Suppose I get a piece of evidence apparently relevant to a proposition p that can't be handled using the standard Bayesian probabilistic apparatus. For instance, maybe I am trying to figure out how close a dart landed to the center of the target, and I learn that, mirabilis, the dart's landing point had rational numbers as coordinates. That's a case where the likelihoods of the evidence on all the relevant hypotheses are zero and there is no good limiting procedure to get around that. Or maybe I am trying to figure out how old Jones is, and I am told that Jones' age in years happens to be equal to a number that an angel yesterday picked out from among all natural numbers by a procedure that has no biases in favor of any numbers. That's a case where there are no meaningful likelihoods at all, since countable fair lotteries cannot be handled by the probability calculus. Or perhaps I am wondering whether some large number is prime, and I am told that infinitely many people in the multiverse think it is and infinitely many think it's not.
In some cases, the evidence should infect my credences in such a way that I no longer have a probability assigned to p.

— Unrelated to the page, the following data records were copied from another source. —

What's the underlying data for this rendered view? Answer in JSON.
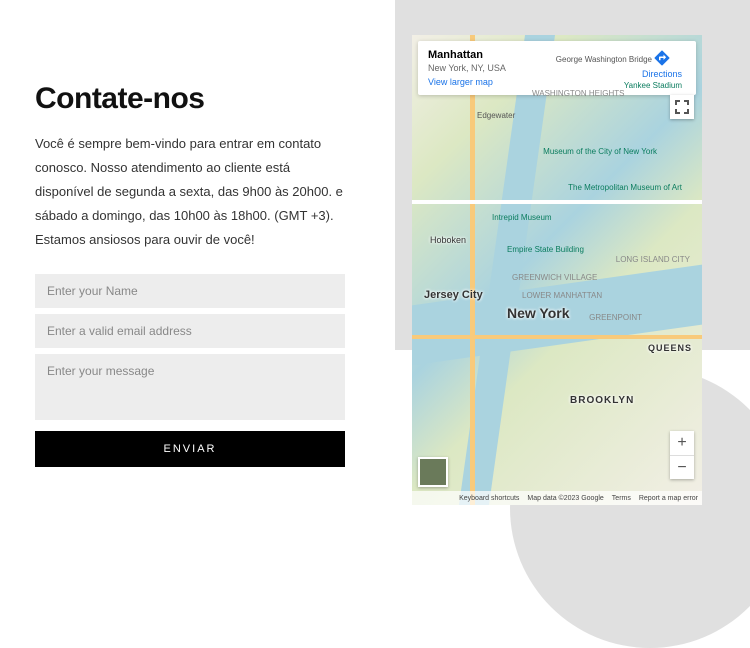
{
  "heading": "Contate-nos",
  "description": "Você é sempre bem-vindo para entrar em contato conosco. Nosso atendimento ao cliente está disponível de segunda a sexta, das 9h00 às 20h00. e sábado a domingo, das 10h00 às 18h00. (GMT +3). Estamos ansiosos para ouvir de você!",
  "form": {
    "name_placeholder": "Enter your Name",
    "email_placeholder": "Enter a valid email address",
    "message_placeholder": "Enter your message",
    "submit_label": "ENVIAR"
  },
  "map": {
    "info_title": "Manhattan",
    "info_subtitle": "New York, NY, USA",
    "view_larger": "View larger map",
    "directions": "Directions",
    "labels": {
      "newyork": "New York",
      "jerseycity": "Jersey City",
      "brooklyn": "BROOKLYN",
      "hoboken": "Hoboken",
      "queens": "QUEENS"
    },
    "pois": {
      "yankee": "Yankee Stadium",
      "museum": "Museum of the City of New York",
      "met": "The Metropolitan Museum of Art",
      "intrepid": "Intrepid Museum",
      "empire": "Empire State Building",
      "edgewater": "Edgewater",
      "wh": "WASHINGTON HEIGHTS",
      "gwb": "George Washington Bridge",
      "greenpoint": "GREENPOINT",
      "lic": "LONG ISLAND CITY",
      "gv": "GREENWICH VILLAGE",
      "lm": "LOWER MANHATTAN"
    },
    "footer": {
      "shortcuts": "Keyboard shortcuts",
      "data": "Map data ©2023 Google",
      "terms": "Terms",
      "report": "Report a map error"
    }
  }
}
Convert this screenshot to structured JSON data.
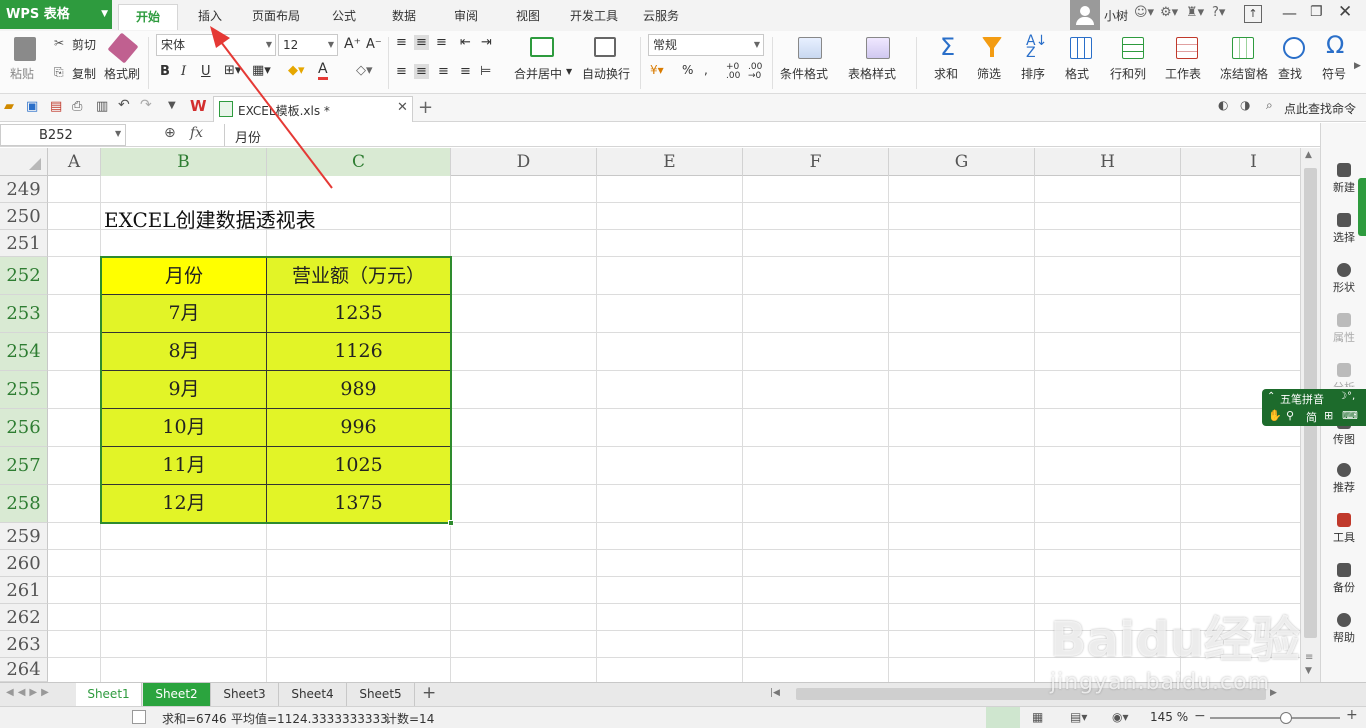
{
  "app": {
    "name": "WPS 表格",
    "user": "小树"
  },
  "menu_tabs": [
    "开始",
    "插入",
    "页面布局",
    "公式",
    "数据",
    "审阅",
    "视图",
    "开发工具",
    "云服务"
  ],
  "ribbon": {
    "paste": "粘贴",
    "cut": "剪切",
    "copy": "复制",
    "format_painter": "格式刷",
    "font_name": "宋体",
    "font_size": "12",
    "merge_center": "合并居中",
    "wrap_text": "自动换行",
    "number_format": "常规",
    "cond_format": "条件格式",
    "table_style": "表格样式",
    "sum": "求和",
    "filter": "筛选",
    "sort": "排序",
    "format": "格式",
    "row_col": "行和列",
    "worksheet": "工作表",
    "freeze": "冻结窗格",
    "find": "查找",
    "symbol": "符号"
  },
  "doc_tab": {
    "filename": "EXCEL模板.xls *"
  },
  "search_cmd": "点此查找命令",
  "formula_bar": {
    "cell_ref": "B252",
    "fx": "fx",
    "content": "月份"
  },
  "columns": [
    "A",
    "B",
    "C",
    "D",
    "E",
    "F",
    "G",
    "H",
    "I"
  ],
  "rows": [
    "249",
    "250",
    "251",
    "252",
    "253",
    "254",
    "255",
    "256",
    "257",
    "258",
    "259",
    "260",
    "261",
    "262",
    "263",
    "264"
  ],
  "sheet_title": "EXCEL创建数据透视表",
  "table": {
    "headers": [
      "月份",
      "营业额（万元）"
    ],
    "rows": [
      [
        "7月",
        "1235"
      ],
      [
        "8月",
        "1126"
      ],
      [
        "9月",
        "989"
      ],
      [
        "10月",
        "996"
      ],
      [
        "11月",
        "1025"
      ],
      [
        "12月",
        "1375"
      ]
    ]
  },
  "side_panel": [
    "新建",
    "选择",
    "形状",
    "属性",
    "分析",
    "传图",
    "推荐",
    "工具",
    "备份",
    "帮助"
  ],
  "ime": {
    "line1": "五笔拼音",
    "line2": "简"
  },
  "sheets": [
    "Sheet1",
    "Sheet2",
    "Sheet3",
    "Sheet4",
    "Sheet5"
  ],
  "status": {
    "sum": "求和=6746",
    "avg": "平均值=1124.3333333333",
    "count": "计数=14",
    "zoom": "145 %"
  },
  "watermark": "Baidu经验",
  "watermark_url": "jingyan.baidu.com",
  "colors": {
    "accent": "#2e9b3e",
    "header_fill": "#ffff00",
    "data_fill": "#e2f427",
    "arrow": "#e53935"
  }
}
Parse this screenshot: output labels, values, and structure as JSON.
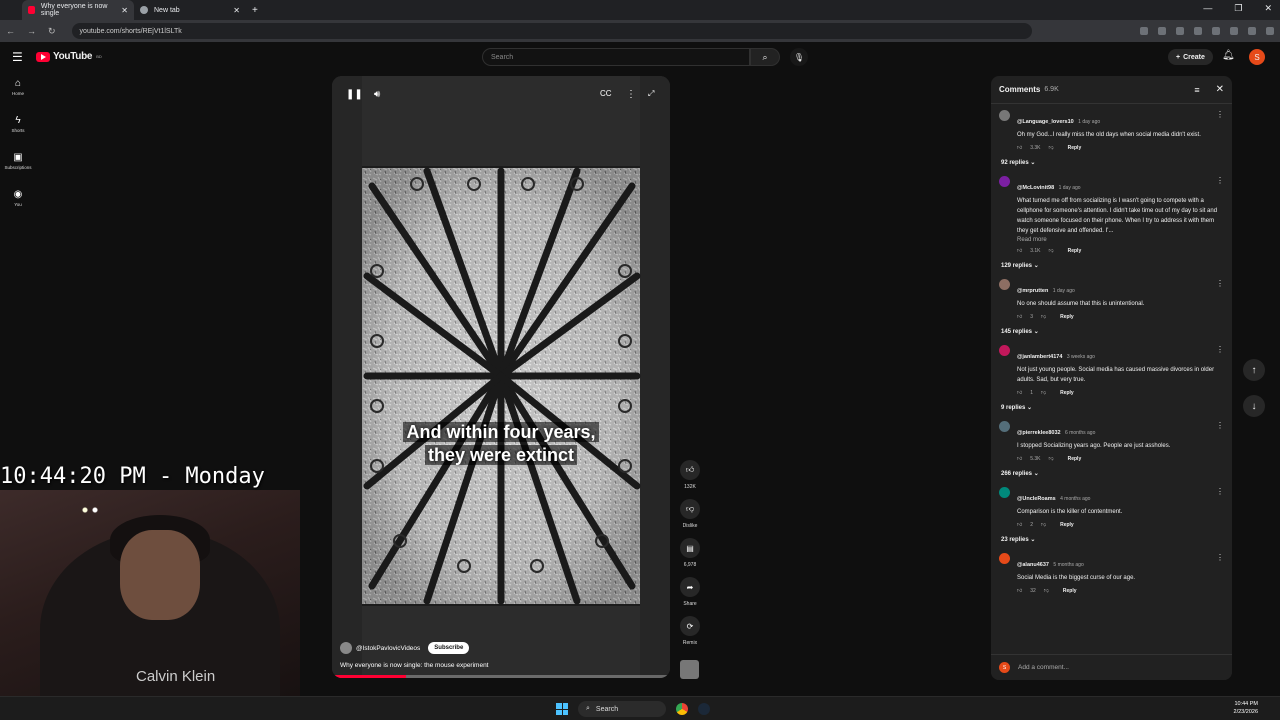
{
  "browser": {
    "tabs": [
      {
        "title": "Why everyone is now single",
        "active": true
      },
      {
        "title": "New tab",
        "active": false
      }
    ],
    "url": "youtube.com/shorts/REjVt1lSLTk"
  },
  "youtube": {
    "logo": "YouTube",
    "logo_sup": "BD",
    "search_placeholder": "Search",
    "create_label": "Create",
    "avatar_letter": "S",
    "sidebar": [
      {
        "label": "Home",
        "icon": "home-icon"
      },
      {
        "label": "Shorts",
        "icon": "shorts-icon"
      },
      {
        "label": "Subscriptions",
        "icon": "subscriptions-icon"
      },
      {
        "label": "You",
        "icon": "you-icon"
      }
    ]
  },
  "overlay": {
    "clock": "10:44:20 PM - Monday",
    "shirt_brand": "Calvin Klein"
  },
  "short": {
    "subtitle_line1": "And within four years,",
    "subtitle_line2": "they were extinct",
    "channel": "@IstokPavlovicVideos",
    "subscribe_label": "Subscribe",
    "title": "Why everyone is now single: the mouse experiment",
    "progress": 0.22,
    "actions": {
      "likes": "132K",
      "dislike": "Dislike",
      "comments": "6,978",
      "share": "Share",
      "remix": "Remix"
    }
  },
  "comments": {
    "title": "Comments",
    "count": "6.9K",
    "add_placeholder": "Add a comment...",
    "items": [
      {
        "author": "@Language_lovers10",
        "time": "1 day ago",
        "text": "Oh my God...I really miss the old days when social media didn't exist.",
        "likes": "3.3K",
        "replies": "92 replies",
        "avatar_color": "#777"
      },
      {
        "author": "@McLovinit98",
        "time": "1 day ago",
        "text": "What turned me off from socializing is I wasn't going to compete with a cellphone for someone's attention. I didn't take time out of my day to sit and watch someone focused on their phone. When I try to address it with them they get defensive and offended. I'...",
        "read_more": "Read more",
        "likes": "3.1K",
        "replies": "129 replies",
        "avatar_color": "#7b1fa2"
      },
      {
        "author": "@mrprutten",
        "time": "1 day ago",
        "text": "No one should assume that this is unintentional.",
        "likes": "3",
        "replies": "145 replies",
        "avatar_color": "#8d6e63"
      },
      {
        "author": "@janlambert4174",
        "time": "3 weeks ago",
        "text": "Not just young people. Social media has caused massive divorces in older adults. Sad, but very true.",
        "likes": "1",
        "replies": "9 replies",
        "avatar_color": "#c2185b"
      },
      {
        "author": "@pierreklee8032",
        "time": "6 months ago",
        "text": "I stopped Socializing years ago. People are just assholes.",
        "likes": "5.3K",
        "replies": "266 replies",
        "avatar_color": "#546e7a"
      },
      {
        "author": "@UncleRoams",
        "time": "4 months ago",
        "text": "Comparison is the killer of contentment.",
        "likes": "2",
        "replies": "23 replies",
        "avatar_color": "#00897b"
      },
      {
        "author": "@alanu4637",
        "time": "5 months ago",
        "text": "Social Media is the biggest curse of our age.",
        "likes": "32",
        "replies": "",
        "avatar_color": "#e64a19"
      }
    ],
    "reply_label": "Reply"
  },
  "taskbar": {
    "search": "Search",
    "time": "10:44 PM",
    "date": "2/23/2026"
  }
}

In other cases, I should just ignore the evidence. How to judge what should be done when? My intuitions say that I can just ignore what the infinitely many people in the multiverse think. But I don't know what to make of the other two pieces of evidence. I have a weak inclination to ignore the rational-number-coordinates fact. But the fact about Jones' age happening to match up with the infinite lottery result, that I don't think should be ignored. Maybe I should no longer have credences about Jones' age?
Can anything in general be said? Maybe, but I don't know how to do it.